Reed College at that time offered perhaps the best calligraphy instruction in the country. Throughout the campus every poster, every label on every drawer, was beautifully hand calligraphed. Because I had dropped out and didn't have to take the normal classes, I decided to take a calligraphy class to learn how to do this. I learned about serif and san serif typefaces, about varying the amount of space between different letter combinations, about what makes great typography great. It was beautiful, historical, artistically subtle in a way that science can't capture, and I found it fascinating.

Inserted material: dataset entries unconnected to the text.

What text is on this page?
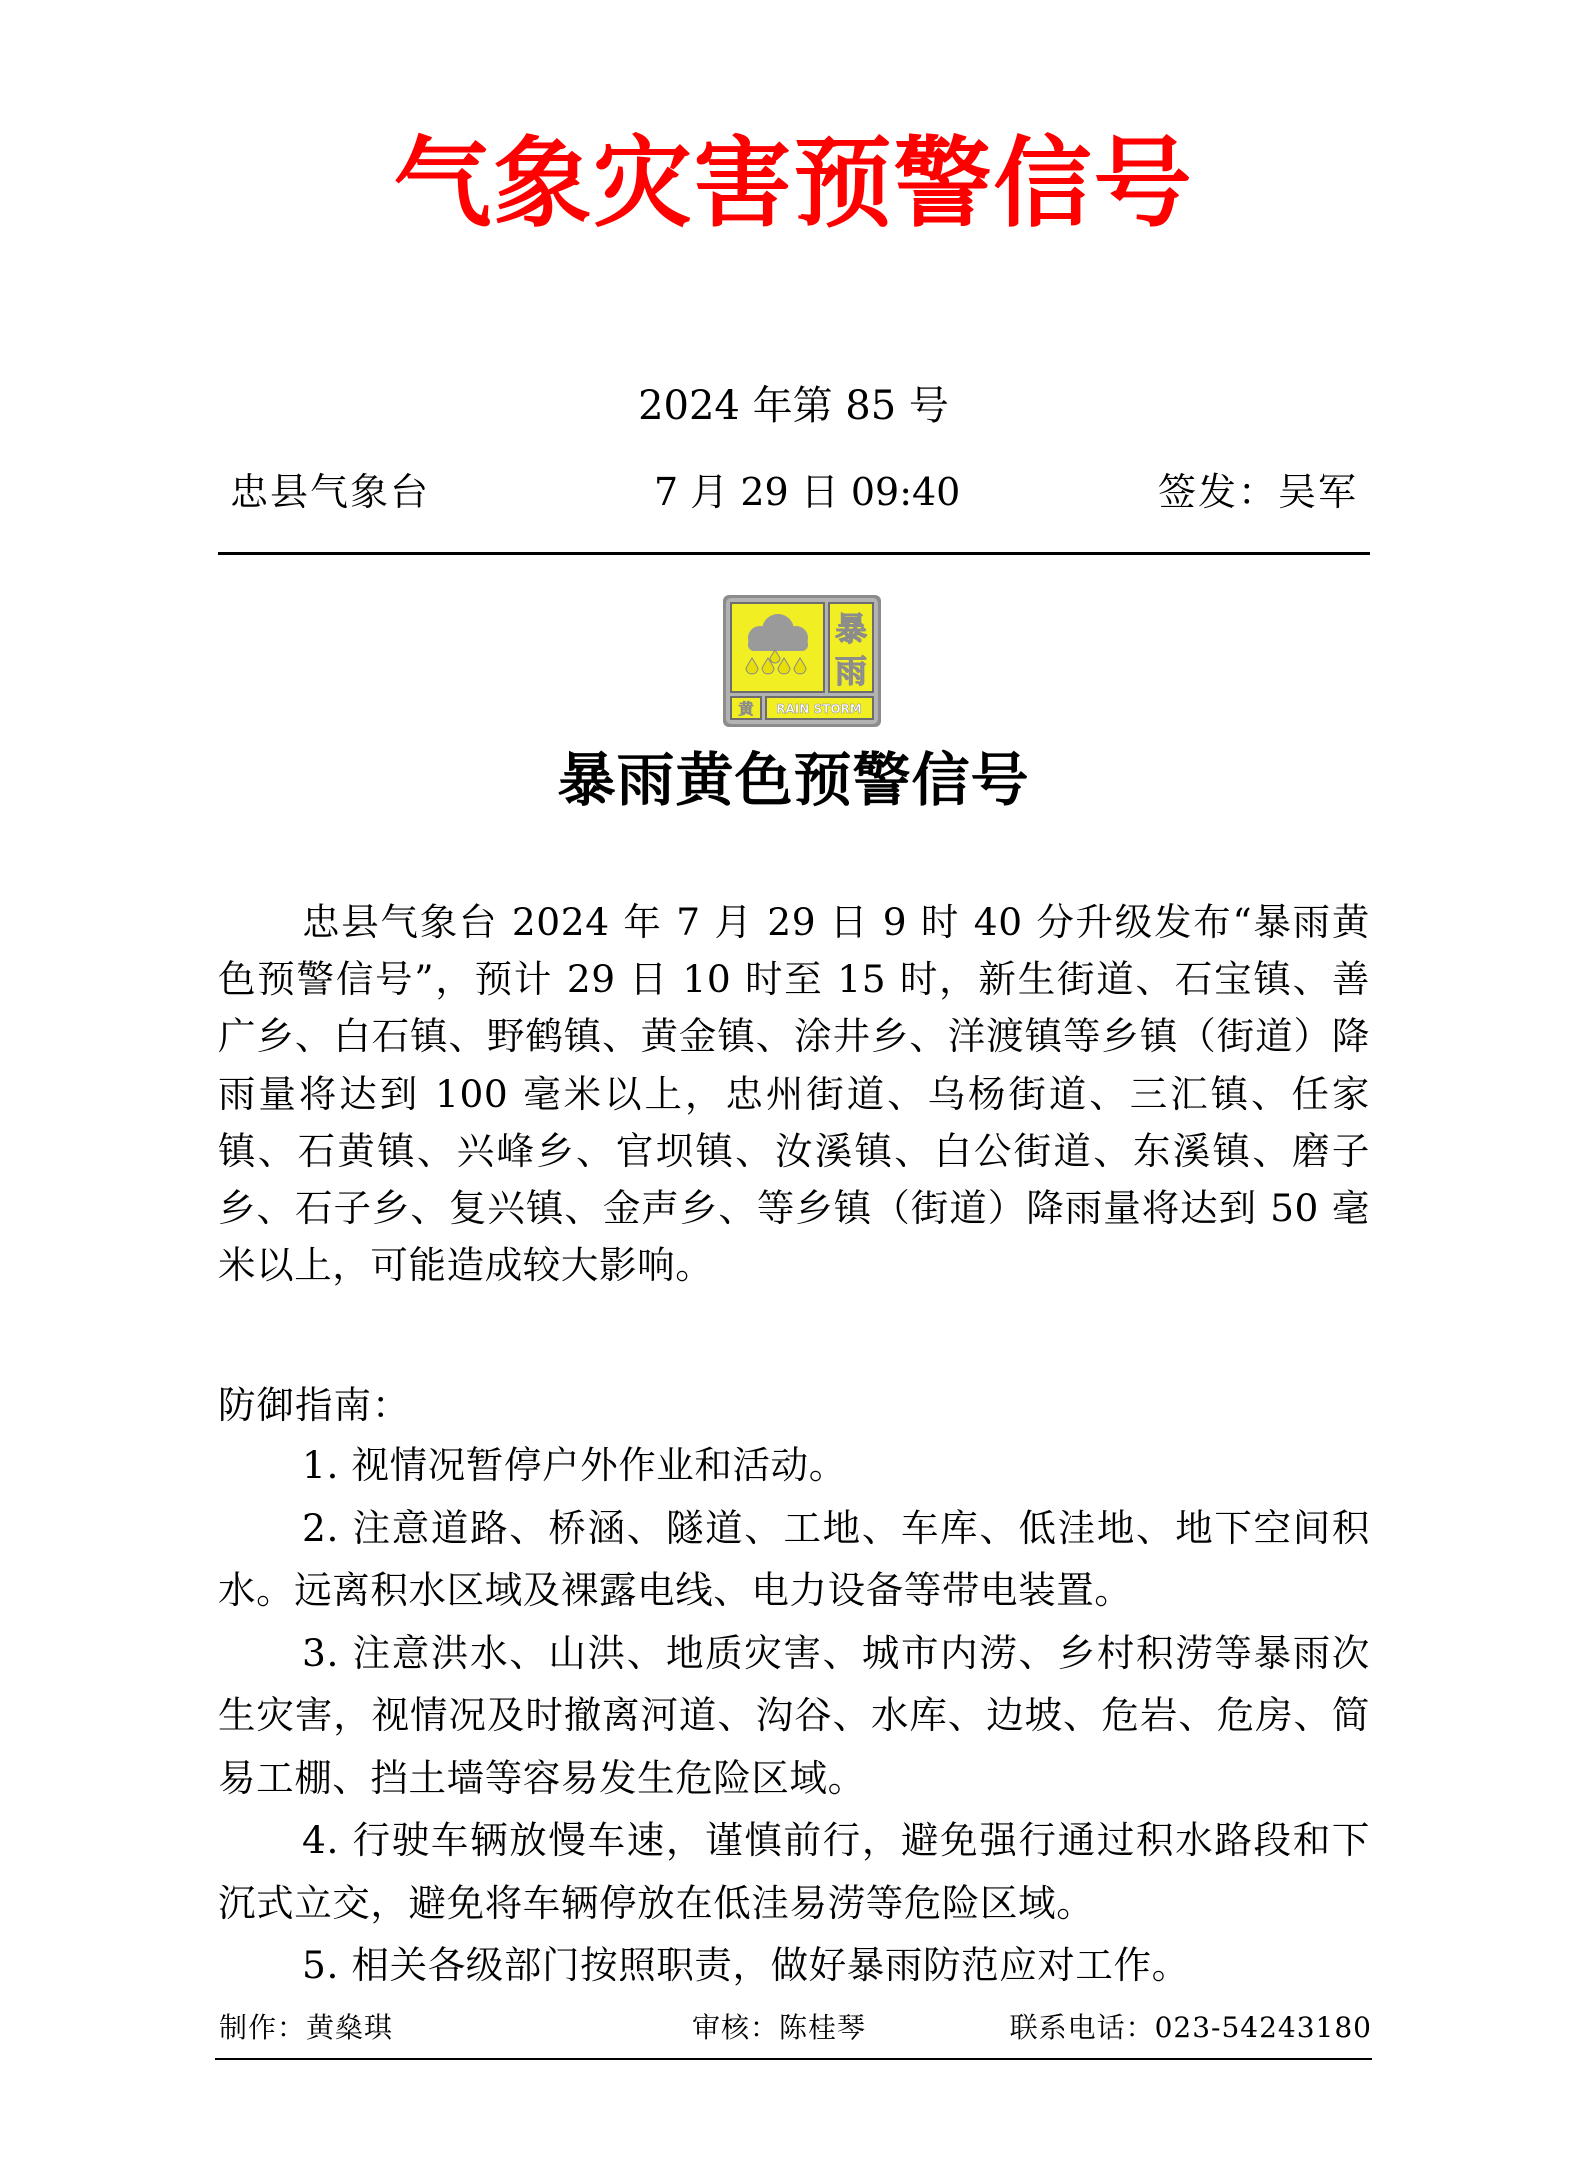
气象灾害预警信号
2024 年第 85 号
忠县气象台	7 月 29 日 09:40	签发：吴军
暴
雨
黄 RAIN STORM
暴雨黄色预警信号

忠县气象台 2024 年 7 月 29 日 9 时 40 分升级发布“暴雨黄色预警信号”，预计 29 日 10 时至 15 时，新生街道、石宝镇、善广乡、白石镇、野鹤镇、黄金镇、涂井乡、洋渡镇等乡镇（街道）降雨量将达到 100 毫米以上，忠州街道、乌杨街道、三汇镇、任家镇、石黄镇、兴峰乡、官坝镇、汝溪镇、白公街道、东溪镇、磨子乡、石子乡、复兴镇、金声乡、等乡镇（街道）降雨量将达到 50 毫米以上，可能造成较大影响。

防御指南：

1. 视情况暂停户外作业和活动。
2. 注意道路、桥涵、隧道、工地、车库、低洼地、地下空间积水。远离积水区域及裸露电线、电力设备等带电装置。
3. 注意洪水、山洪、地质灾害、城市内涝、乡村积涝等暴雨次生灾害，视情况及时撤离河道、沟谷、水库、边坡、危岩、危房、简易工棚、挡土墙等容易发生危险区域。
4. 行驶车辆放慢车速，谨慎前行，避免强行通过积水路段和下沉式立交，避免将车辆停放在低洼易涝等危险区域。
5. 相关各级部门按照职责，做好暴雨防范应对工作。
制作：黄燊琪	审核：陈桂琴	联系电话：023-54243180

None of this had even a hope of any practical application in my life. But ten years later, when we were designing the first Macintosh computer, it all came back to me. And we designed it all into the Mac. It was the first computer with beautiful typography. If I had never dropped in on that single course in college, the Mac would have never had multiple typefaces or proportionally spaced fonts. And since Windows just copied the Mac, it's likely that no personal computer would have them. If I had never dropped out, I would have never dropped in on this calligraphy class, and personal computers might not have the wonderful typography that they do. Of course it was impossible to connect the dots looking forward when I was in college. But it was very, very clear looking backwards ten years later.

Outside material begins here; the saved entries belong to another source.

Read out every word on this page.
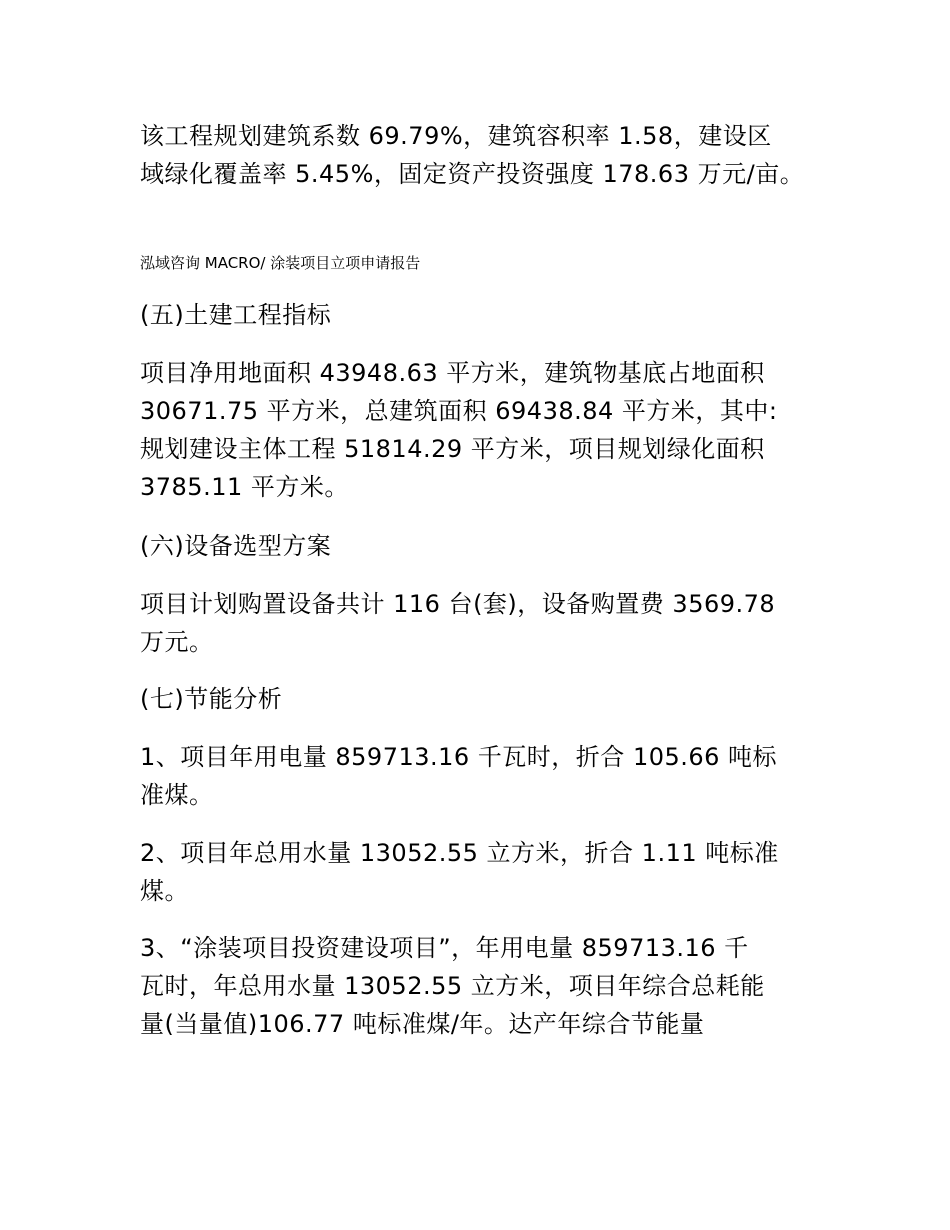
该工程规划建筑系数 69.79%，建筑容积率 1.58，建设区
域绿化覆盖率 5.45%，固定资产投资强度 178.63 万元/亩。
泓域咨询 MACRO/ 涂装项目立项申请报告
(五)土建工程指标
项目净用地面积 43948.63 平方米，建筑物基底占地面积
30671.75 平方米，总建筑面积 69438.84 平方米，其中:
规划建设主体工程 51814.29 平方米，项目规划绿化面积
3785.11 平方米。
(六)设备选型方案
项目计划购置设备共计 116 台(套)，设备购置费 3569.78
万元。
(七)节能分析
1、项目年用电量 859713.16 千瓦时，折合 105.66 吨标
准煤。
2、项目年总用水量 13052.55 立方米，折合 1.11 吨标准
煤。
3、“涂装项目投资建设项目”，年用电量 859713.16 千
瓦时，年总用水量 13052.55 立方米，项目年综合总耗能
量(当量值)106.77 吨标准煤/年。达产年综合节能量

Again, you can't connect the dots looking forward; you can only connect them looking backwards. So you have to trust that the dots will somehow connect in your future. You have to trust in something — your gut, destiny, life, karma, whatever. This approach has never let me down, and it has made all the difference in my life.